SoE’s Professors Jha and Tse Receive Rutgers’ Highest Honors

The School of Engineering’s Shantenu Jha and Stephen D. Tse were among a select group of Rutgers University faculty members recognized for their contributions and achievements as educators during the university’s annual faculty awards reception in May.

Stephen Tse, who joined Rutgers in 2001 and currently serves as a professor of mechanical and aerospace engineering, was awarded the Board of Trustees Award for Excellence in Research which recognizes outstanding research contributions to a discipline or to society by a tenured faculty member. Tse was honored for his numerous path-breaking contributions to the areas of combustion technology, nanofibers, and nanomaterials, including his pioneering use of innovative laser diagnostic tools to probe the combustion-flame environment leading to a fundamental understanding of combustion-synthesis dynamics.

Tse’s research focus is in the thermal sciences, involving applications in nanomaterials synthesis, plasma processes, CVD, combustion and propulsion, and advanced laser-based diagnostics.  Along with fundamental combustion studies, he investigates fundamental growth mechanisms involved in flame and plasma synthesis of carbon nanotubes, graphene, metal-oxide nanowires, ceramic nanoparticles, and novel nanocomposites.  These advanced materials possess enhanced mechanical, thermal, optical, and electronic properties that are well-suited for applications such as structural materials, armor, coatings, IR windows, photonics, sensors, and energetics.

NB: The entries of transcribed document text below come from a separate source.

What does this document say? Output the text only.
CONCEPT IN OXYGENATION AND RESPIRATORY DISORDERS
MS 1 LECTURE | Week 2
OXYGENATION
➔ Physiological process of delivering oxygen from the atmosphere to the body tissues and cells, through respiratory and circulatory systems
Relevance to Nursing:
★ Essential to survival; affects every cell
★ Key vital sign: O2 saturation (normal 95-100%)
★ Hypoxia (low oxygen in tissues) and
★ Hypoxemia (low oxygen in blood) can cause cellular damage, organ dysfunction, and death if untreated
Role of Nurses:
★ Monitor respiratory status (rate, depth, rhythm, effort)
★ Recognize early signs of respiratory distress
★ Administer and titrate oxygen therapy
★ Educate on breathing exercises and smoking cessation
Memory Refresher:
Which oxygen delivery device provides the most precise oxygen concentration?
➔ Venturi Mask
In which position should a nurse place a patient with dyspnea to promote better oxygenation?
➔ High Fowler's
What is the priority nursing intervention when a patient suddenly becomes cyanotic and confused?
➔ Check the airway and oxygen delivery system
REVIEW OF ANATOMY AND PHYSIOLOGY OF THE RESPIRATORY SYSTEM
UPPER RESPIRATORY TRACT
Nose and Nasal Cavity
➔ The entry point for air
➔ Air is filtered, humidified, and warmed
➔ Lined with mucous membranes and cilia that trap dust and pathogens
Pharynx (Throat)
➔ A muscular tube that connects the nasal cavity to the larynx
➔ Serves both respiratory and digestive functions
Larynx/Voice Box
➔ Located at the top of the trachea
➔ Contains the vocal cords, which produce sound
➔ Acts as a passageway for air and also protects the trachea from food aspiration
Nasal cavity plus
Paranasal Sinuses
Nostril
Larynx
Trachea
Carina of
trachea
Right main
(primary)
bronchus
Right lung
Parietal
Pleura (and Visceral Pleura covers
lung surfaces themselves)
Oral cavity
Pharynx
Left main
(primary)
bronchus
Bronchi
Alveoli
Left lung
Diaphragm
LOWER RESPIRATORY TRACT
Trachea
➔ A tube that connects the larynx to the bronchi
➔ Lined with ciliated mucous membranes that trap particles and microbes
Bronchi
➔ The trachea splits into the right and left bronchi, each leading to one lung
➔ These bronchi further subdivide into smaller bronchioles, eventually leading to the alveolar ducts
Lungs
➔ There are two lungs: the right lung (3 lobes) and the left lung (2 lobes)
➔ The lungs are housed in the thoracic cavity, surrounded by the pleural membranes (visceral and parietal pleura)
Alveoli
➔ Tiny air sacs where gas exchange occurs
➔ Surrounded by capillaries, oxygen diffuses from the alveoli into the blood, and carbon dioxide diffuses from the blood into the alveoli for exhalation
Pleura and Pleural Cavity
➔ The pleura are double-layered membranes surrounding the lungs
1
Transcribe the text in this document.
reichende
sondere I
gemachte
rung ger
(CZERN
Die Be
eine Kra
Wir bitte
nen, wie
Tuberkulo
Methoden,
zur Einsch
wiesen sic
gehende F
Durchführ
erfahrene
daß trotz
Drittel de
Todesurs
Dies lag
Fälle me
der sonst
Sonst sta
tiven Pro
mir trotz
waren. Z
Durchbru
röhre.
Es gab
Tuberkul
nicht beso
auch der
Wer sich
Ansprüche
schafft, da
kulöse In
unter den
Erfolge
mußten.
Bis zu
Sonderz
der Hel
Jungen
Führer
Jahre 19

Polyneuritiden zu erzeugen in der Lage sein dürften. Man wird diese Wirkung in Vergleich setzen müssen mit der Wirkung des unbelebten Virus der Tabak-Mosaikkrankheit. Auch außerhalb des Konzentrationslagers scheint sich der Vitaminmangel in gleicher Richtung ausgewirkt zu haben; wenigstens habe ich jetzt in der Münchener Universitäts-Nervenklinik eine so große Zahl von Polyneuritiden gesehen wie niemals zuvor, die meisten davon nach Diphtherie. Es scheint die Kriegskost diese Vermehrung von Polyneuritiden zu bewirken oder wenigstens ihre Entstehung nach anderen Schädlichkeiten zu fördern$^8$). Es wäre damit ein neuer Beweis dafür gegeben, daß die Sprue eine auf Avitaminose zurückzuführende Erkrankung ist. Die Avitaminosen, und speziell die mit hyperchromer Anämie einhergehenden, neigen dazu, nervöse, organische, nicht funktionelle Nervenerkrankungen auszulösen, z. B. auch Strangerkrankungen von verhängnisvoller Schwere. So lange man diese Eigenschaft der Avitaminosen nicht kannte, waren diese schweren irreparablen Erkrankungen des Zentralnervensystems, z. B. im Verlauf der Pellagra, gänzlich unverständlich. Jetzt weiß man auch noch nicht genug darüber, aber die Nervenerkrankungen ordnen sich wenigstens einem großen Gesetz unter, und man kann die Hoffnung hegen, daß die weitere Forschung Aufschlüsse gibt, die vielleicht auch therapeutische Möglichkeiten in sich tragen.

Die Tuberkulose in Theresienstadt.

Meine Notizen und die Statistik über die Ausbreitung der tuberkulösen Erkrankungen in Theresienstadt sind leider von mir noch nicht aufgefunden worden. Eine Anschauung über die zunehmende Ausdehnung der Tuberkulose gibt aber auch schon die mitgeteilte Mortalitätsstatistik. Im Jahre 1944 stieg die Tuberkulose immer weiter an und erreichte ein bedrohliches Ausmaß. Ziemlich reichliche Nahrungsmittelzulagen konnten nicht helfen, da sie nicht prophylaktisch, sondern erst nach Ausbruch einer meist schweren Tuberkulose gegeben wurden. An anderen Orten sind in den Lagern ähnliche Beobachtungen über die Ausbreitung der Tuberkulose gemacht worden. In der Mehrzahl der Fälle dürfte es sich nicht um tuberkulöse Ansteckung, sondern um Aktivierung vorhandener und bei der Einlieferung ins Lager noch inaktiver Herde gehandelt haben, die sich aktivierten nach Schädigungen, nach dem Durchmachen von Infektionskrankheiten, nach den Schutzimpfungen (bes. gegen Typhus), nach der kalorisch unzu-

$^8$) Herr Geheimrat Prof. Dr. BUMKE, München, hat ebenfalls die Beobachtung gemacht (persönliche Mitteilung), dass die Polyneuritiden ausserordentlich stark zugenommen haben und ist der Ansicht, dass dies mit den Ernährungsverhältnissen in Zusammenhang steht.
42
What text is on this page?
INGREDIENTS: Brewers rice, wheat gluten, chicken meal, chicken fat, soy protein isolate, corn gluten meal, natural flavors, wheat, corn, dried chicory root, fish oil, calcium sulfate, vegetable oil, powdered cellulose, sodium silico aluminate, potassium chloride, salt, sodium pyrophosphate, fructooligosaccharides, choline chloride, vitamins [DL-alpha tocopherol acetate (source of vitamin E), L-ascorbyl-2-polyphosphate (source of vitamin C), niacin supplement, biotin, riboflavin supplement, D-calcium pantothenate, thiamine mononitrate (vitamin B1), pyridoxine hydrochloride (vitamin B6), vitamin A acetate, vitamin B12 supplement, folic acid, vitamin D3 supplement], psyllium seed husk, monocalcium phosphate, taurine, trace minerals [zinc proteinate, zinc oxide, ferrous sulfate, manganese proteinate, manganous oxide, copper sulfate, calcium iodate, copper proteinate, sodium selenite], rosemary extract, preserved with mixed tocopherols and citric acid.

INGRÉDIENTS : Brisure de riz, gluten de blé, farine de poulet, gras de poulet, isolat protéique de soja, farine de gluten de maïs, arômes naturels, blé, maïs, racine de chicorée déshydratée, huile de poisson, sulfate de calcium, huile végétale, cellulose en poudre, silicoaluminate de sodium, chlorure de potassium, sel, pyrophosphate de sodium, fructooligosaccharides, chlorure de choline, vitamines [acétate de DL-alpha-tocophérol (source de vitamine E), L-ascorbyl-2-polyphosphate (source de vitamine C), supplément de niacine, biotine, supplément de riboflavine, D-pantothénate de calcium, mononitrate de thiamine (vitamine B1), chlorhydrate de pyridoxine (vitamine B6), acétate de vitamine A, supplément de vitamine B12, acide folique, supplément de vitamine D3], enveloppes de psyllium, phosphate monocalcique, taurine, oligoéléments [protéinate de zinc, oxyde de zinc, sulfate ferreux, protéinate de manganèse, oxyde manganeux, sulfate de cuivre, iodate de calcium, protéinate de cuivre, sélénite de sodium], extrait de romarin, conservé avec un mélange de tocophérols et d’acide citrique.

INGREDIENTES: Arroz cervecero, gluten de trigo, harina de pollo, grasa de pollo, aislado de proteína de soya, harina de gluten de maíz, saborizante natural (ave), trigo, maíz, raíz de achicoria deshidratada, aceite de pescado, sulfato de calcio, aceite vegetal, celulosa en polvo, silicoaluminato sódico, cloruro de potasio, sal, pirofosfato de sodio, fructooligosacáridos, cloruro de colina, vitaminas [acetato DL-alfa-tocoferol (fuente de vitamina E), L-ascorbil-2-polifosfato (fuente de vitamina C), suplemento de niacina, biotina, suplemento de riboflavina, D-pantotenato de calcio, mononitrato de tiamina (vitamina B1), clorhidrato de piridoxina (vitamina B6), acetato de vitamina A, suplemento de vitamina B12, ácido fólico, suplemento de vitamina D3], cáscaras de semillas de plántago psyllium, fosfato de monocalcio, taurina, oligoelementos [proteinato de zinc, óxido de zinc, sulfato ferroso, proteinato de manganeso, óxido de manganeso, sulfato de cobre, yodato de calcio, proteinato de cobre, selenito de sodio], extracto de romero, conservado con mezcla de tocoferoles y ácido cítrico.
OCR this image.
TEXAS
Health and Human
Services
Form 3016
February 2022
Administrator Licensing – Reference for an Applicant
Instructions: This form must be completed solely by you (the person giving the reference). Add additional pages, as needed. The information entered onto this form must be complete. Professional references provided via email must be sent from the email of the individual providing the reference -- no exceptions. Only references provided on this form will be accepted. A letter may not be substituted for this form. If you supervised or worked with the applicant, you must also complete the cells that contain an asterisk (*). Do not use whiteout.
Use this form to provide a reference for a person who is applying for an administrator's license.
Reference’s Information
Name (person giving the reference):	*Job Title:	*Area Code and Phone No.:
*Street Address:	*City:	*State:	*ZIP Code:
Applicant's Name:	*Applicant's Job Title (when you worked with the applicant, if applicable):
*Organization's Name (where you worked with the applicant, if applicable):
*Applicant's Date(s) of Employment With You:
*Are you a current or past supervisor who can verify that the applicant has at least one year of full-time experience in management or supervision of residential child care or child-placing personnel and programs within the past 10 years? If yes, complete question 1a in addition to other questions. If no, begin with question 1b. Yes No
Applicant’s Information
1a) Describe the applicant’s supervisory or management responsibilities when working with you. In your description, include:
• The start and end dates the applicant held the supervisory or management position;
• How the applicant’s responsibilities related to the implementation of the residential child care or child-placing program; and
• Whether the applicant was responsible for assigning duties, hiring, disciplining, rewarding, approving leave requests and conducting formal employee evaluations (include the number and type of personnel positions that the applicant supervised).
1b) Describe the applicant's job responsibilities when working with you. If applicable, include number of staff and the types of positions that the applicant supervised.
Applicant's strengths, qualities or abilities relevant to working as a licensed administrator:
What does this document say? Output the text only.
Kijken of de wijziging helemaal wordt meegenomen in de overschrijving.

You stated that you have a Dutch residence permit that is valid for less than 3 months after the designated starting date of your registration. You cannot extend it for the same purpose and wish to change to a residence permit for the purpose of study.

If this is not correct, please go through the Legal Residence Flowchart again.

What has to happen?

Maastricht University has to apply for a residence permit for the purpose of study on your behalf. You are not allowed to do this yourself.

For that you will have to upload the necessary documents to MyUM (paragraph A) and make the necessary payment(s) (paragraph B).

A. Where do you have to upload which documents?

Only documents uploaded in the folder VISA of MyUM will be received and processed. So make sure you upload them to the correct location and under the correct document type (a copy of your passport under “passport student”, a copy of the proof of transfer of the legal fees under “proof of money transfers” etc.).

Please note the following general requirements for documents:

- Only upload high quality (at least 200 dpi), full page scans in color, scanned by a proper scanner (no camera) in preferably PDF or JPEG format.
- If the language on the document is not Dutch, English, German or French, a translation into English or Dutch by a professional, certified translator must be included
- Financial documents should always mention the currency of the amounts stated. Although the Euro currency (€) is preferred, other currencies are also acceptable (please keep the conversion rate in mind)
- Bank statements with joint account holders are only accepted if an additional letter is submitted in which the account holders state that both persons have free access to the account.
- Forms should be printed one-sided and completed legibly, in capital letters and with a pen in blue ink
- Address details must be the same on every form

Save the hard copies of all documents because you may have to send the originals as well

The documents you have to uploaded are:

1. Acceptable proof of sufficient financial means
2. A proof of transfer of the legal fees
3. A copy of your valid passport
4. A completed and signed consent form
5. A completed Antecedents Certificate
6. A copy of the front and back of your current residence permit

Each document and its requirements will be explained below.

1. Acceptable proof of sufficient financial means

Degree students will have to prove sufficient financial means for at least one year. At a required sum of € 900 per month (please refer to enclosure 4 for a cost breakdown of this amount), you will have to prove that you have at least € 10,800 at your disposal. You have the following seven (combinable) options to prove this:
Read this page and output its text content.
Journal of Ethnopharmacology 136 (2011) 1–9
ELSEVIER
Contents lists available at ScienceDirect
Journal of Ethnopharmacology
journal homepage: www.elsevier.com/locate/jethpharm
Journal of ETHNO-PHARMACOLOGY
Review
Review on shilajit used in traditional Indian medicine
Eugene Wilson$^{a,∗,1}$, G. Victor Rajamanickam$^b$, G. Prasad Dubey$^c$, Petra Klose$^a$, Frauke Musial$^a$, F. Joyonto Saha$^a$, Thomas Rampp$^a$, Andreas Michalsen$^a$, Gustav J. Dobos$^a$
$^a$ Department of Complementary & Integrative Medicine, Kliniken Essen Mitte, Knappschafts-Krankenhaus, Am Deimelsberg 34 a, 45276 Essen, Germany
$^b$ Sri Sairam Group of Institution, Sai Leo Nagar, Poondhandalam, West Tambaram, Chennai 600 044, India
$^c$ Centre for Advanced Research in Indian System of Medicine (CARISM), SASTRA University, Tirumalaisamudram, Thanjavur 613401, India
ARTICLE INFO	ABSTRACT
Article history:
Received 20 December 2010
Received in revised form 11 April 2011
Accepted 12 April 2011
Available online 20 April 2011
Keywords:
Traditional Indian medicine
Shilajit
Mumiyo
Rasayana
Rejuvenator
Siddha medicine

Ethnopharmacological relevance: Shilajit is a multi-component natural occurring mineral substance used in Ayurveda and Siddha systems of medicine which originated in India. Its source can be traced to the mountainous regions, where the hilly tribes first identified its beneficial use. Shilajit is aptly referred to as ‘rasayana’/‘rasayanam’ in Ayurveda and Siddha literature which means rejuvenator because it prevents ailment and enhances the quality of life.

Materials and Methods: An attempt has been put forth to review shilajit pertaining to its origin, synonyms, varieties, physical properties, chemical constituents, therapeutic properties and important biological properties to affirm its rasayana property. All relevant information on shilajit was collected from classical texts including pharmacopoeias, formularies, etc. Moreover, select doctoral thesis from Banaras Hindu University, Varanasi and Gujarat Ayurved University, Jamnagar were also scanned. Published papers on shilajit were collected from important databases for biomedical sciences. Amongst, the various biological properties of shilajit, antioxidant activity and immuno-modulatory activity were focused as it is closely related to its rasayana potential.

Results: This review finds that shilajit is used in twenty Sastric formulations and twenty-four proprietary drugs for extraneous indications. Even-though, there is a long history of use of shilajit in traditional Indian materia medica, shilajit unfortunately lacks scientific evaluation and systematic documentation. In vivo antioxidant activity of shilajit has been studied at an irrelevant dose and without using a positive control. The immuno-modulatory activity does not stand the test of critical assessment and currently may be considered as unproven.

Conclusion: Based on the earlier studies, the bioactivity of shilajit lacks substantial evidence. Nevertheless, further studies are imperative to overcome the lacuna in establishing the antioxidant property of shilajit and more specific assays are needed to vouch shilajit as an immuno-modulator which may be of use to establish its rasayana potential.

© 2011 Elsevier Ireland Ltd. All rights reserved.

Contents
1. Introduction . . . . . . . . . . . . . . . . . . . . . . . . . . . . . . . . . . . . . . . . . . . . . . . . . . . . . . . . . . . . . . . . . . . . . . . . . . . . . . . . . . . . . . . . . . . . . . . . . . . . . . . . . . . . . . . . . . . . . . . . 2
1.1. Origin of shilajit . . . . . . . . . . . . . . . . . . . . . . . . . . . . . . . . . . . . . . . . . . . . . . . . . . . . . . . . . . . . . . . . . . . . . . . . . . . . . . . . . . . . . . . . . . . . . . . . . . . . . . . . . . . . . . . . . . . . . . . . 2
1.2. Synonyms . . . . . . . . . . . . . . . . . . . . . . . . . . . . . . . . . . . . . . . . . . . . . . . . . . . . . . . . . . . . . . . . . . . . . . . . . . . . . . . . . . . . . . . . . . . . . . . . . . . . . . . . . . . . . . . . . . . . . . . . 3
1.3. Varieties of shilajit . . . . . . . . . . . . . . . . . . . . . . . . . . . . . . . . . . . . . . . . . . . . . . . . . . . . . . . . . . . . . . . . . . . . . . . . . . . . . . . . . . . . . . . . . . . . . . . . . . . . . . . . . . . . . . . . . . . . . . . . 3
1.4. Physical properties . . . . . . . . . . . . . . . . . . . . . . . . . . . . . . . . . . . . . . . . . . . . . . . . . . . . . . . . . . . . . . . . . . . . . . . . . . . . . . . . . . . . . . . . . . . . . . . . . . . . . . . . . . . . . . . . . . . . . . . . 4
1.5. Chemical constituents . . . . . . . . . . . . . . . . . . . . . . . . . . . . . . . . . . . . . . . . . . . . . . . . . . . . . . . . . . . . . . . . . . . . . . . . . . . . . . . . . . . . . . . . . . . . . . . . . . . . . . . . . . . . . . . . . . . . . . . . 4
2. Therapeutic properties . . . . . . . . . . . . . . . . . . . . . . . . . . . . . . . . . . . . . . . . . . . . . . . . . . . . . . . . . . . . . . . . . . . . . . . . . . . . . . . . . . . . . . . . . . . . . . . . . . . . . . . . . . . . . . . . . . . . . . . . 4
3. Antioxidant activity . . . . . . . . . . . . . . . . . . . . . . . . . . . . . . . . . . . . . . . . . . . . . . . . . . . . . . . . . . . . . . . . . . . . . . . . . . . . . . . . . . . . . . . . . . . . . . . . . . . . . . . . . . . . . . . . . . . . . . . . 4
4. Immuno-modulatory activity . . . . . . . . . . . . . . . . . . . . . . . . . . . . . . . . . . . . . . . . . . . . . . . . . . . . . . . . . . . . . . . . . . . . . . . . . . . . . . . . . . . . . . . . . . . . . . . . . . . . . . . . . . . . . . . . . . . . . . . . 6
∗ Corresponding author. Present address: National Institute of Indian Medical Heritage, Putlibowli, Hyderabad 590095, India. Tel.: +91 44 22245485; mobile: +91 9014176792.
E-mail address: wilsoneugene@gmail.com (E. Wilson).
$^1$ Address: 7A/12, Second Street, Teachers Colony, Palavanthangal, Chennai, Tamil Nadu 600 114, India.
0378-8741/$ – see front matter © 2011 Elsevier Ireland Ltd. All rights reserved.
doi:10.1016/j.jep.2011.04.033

Shantenu Jha, an assistant professor in the Department of Electrical and Computer Engineering, received the Board of Trustee Research Fellowship for Scholarly Excellence. This award cites Jha’s “brilliant translational research that ranges across computer and computational science, physics and biology, addressing and solving deep, real-world problems." A School of Engineering faculty member since 2011, Jha is developing middleware to support distributed dynamic data-intensive (D3) science on distributed cyberinfrastructure. His interests lie in the areas of high performance and distributed computing, computational and data-intensive science and engineering, and large-scale cyberinfrastructure for science and engineering.